Pagamenti elettronici e digitali, la rivoluzione sta arrivando: cosa cambierà

Come sono cambiati negli anni e come cambieranno in futuro

Il sistema dei pagamenti digitali ed elettronici è in continuo mutamento. Al di là di quelle che possono essere le intenzioni del Governo italiano, pronto a dichiarare lotta all’evasione proprio a partire da questi mezzi, il mondo si evolve e cambia, e nei prossimi dieci anni le cose saranno inevitabilmente diverse da come lo sono oggi.

Tutto è iniziato alla fine degli anni ’90, quando PayPal ha reso accessibili a tutti i pagamenti online. Un decennio più tardi, alla fine degli anni 2000, lo strumento dei pagamenti online viene esteso anche ai commercianti e adesso, con il 2020 alle porte, è presumibile che un’altra ondata di innovazioni coinvolgerà il settore.

Fino a qualche decennio fa molti guardavano con diffidenza gli acquisti online. Seppure vi erano delle piattaforme che permettevano di farlo, tantissimi erano quelli che non si fidavano nel registrare i dati della propria carta di credito o del proprio conto all’interno di un sistema di pagamento digitale. I furti di identità e le truffe online terrorizzavano gli utenti e la loro fiducia nei confronti di Internet era praticamente inesistente.

Quando però Paypal è stato lanciato nel 1998 tutto è cambiato e il mondo dello shopping online è diventato accessibile a tutti, consumatori e commercianti compresi. Acquistare su Internet era diventato facile e sicuro, per i pochi passaggi richiesti per la registrazione e per le garanzie che la piattaforma garantiva a chi ne usufruiva (come la possibilità di aprire una controversia e/o di richiedere un rimborso).
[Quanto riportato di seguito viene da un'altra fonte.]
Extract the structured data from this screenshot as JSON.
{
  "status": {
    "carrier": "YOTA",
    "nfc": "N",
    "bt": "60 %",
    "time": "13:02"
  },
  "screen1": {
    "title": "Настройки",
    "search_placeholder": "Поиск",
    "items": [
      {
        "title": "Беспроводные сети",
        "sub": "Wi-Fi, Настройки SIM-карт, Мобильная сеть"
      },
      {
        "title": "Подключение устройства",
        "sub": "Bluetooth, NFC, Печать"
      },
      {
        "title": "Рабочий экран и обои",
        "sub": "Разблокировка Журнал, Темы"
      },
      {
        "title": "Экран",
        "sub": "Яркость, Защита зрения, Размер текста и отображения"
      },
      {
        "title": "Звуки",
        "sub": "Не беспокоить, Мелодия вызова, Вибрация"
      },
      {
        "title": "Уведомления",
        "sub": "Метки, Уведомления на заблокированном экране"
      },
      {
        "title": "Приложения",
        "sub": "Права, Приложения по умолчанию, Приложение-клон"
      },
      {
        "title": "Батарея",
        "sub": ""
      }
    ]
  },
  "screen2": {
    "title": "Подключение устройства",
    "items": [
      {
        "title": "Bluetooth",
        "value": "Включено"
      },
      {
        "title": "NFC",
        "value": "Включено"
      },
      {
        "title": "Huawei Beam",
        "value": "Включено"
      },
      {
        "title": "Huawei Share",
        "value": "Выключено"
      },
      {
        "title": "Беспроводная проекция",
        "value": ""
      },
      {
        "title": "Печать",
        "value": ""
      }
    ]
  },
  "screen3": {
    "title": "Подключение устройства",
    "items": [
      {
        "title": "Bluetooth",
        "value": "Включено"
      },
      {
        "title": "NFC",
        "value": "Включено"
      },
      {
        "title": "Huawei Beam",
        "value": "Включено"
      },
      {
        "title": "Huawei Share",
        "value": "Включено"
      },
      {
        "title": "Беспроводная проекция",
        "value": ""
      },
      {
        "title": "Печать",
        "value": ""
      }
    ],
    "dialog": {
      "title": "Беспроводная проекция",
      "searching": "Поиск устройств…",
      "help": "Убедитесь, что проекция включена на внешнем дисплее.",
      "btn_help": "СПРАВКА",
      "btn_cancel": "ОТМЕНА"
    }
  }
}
Negli anni a seguire il mercato si è così espanso notevolmente, lo shopping online è esploso e le compravendite su Internet sono diventate una prassi diffusa.
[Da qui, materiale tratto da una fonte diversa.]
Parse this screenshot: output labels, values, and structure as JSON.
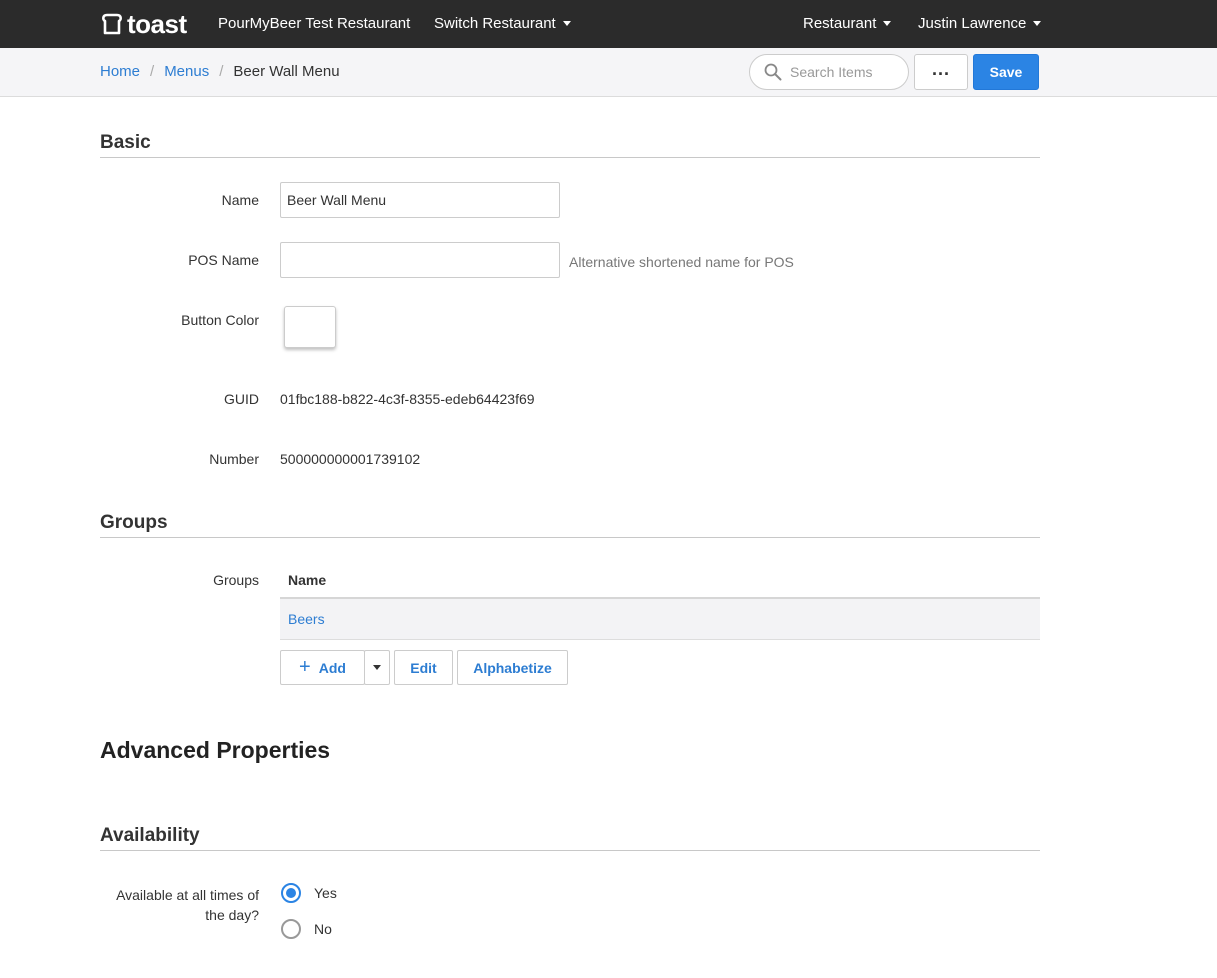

Adesso, all’alba del nuovo anno e con un decennio che sta per concludersi, un’altra ondata rivoluzionaria coinvolgerà il settore dei pagamenti elettronici e digitali, ovvero: la verticalizzazione. Sempre più aziende, infatti, stanno cercando di internalizzare i processi di pagamento, con l’obiettivo di non doversi più affidare a piattaforme esterne per gestire i pagamenti in entrata e in uscita.

Superato un certo volume di affari, per esempio, è stato notato che essere più economico gestire i pagamenti internamente. Le aziende più grandi potrebbero quindi arrivare a immettere sul mercato delle proprie carte prepagate e/o progettare dei circuiti di pagamento destinati solo all’acquisto dei loro prodotti. Se la cosa potrebbe sembrare assurda ad alcuni, basta fare un salto indietro nel tempo per rendersi conto di quanto non lo sia per niente. Chi lo avrebbe detto, nel 1998, che avremmo comprato e venduto su Internet con questa velocità e sicurezza nel giro di pochi anni?

Come dimostra la storia, le aziende che rimangono aggiornate e non hanno paura di innovarsi sono anche quelle che riescono ad avere maggior successo. Migliorare l’esperienza del cliente, a partire dalle modalità di pagamento, è un’opportunità che molti sanno che devono cogliere al volo. La verticalizzazione dei pagamenti elettronici e online, dunque, è molto più vicina ed imminente di quanto si possa pensare.